Für die Wissenschaft spricht Johan Rockström vom Potsdamer Institut für Klimafolgenforschung über neue Wege der Kommunikation: Man warne und warne, aber wir müssten lernen, uns als Teil des Planeten zu fühlen. Nun habe man die Kunst entdeckt. Wie allerdings verträgt sich solch eine Instrumentalisierung mit dem Freiheitsansinnen der Kunst? Als aktivistische Magd der Wissenschaft würde sich Kunst ad absurdum führen.
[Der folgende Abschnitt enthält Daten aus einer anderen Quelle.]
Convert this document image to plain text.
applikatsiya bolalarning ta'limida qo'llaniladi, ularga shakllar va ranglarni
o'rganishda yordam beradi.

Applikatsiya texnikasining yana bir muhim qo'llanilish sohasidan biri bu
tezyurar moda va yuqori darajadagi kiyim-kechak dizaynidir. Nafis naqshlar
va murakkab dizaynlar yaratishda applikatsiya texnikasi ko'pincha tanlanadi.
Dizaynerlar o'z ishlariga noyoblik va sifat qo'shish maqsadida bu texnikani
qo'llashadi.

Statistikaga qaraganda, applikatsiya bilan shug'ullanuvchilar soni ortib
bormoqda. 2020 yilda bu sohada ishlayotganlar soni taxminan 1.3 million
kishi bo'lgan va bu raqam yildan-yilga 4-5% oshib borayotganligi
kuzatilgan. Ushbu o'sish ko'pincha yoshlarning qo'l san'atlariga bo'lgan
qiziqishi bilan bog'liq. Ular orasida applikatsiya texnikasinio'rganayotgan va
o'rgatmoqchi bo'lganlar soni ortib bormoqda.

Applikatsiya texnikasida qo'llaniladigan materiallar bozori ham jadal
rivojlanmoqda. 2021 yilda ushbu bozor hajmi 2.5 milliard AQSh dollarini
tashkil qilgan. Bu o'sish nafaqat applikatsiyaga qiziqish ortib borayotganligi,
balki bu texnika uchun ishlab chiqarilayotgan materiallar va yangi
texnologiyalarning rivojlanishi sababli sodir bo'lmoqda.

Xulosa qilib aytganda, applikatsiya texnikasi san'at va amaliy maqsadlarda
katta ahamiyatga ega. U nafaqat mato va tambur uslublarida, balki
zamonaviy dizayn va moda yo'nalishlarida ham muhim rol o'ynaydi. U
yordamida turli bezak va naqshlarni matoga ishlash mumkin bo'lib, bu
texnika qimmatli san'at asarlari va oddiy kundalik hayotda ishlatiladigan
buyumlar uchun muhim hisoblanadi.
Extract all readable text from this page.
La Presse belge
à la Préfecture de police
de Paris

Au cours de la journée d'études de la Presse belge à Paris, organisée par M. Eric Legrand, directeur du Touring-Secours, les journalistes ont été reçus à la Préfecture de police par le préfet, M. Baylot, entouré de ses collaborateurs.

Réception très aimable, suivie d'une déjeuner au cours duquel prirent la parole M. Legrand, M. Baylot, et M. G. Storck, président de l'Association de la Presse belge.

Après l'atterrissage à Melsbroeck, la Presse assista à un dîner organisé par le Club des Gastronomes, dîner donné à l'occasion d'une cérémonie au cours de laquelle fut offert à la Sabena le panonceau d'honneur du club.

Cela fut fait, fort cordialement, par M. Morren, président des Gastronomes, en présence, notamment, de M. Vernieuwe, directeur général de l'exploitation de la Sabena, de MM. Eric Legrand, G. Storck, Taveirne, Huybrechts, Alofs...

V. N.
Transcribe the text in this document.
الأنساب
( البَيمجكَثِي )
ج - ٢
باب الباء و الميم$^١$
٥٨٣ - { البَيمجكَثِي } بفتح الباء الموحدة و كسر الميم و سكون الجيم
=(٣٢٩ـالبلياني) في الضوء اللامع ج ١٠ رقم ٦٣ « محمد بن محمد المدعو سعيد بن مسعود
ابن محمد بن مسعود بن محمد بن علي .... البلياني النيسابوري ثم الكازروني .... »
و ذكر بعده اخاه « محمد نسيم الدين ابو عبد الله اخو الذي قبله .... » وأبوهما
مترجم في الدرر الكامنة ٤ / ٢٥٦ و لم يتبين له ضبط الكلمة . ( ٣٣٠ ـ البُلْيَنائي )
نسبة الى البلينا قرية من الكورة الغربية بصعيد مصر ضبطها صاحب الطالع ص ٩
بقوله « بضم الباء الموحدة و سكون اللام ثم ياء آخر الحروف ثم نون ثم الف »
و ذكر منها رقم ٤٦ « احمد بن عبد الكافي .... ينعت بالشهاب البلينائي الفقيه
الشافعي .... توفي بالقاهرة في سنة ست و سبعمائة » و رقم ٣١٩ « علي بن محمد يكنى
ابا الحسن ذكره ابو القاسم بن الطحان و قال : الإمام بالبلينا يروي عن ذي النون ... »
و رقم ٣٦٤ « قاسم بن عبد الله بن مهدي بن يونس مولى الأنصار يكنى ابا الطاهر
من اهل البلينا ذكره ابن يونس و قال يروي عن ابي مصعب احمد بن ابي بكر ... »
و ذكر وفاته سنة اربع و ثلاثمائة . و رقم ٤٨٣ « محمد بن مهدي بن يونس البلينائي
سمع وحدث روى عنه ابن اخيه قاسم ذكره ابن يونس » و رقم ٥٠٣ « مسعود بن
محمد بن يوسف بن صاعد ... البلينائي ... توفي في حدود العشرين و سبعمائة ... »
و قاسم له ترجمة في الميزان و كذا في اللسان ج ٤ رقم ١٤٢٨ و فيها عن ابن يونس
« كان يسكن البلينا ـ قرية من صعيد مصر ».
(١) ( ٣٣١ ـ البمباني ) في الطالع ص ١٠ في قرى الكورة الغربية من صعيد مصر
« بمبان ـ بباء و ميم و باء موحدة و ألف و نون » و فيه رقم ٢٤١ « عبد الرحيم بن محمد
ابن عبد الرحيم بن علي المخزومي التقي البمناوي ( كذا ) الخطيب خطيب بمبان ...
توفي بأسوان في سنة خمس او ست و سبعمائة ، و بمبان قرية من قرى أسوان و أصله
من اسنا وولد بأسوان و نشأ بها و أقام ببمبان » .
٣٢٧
In den ersten Minuten des Films sieht man Aktionen der "Letzten Generation". Fassaden werden besprüht, Farbe auf ein Gemälde von Klimt geschüttet, Polizisten gehen mit Härte vor. Dann geht es darum, unter welchen Bedingungen Menschen Lebenseinschränkungen akzeptieren. Es geht um die Rolle der zeitgenössischen Kunst in der Klimakrise, um Künstler und Künstlerinnen, um den ökologischen Fußabdruck bei der Produktion von Kunst und um Kunst, die sich mit Klimathemen vielleicht bloß nur befasst, weil es gerade en vogue ist.

Kunst ist Kommunikation

Der Film hat seine Stars: Olafur Elíasson, der Gletscherbrocken mitten in der Großstadt zum Schmelzen aussetzte, damit Passanten beim Verschwinden zusehen und zuhören konnten. Eine umstrittene, aber öffentlichkeitswirksame Kunstaktion. Beeindruckend die Begegnung mit dem kürzlich verstorbenen Fotografen Sebastião Salgado, der vom Kriegsfotografen zum Umweltfotografen wurde, und hier noch einmal über seine Bilder spricht.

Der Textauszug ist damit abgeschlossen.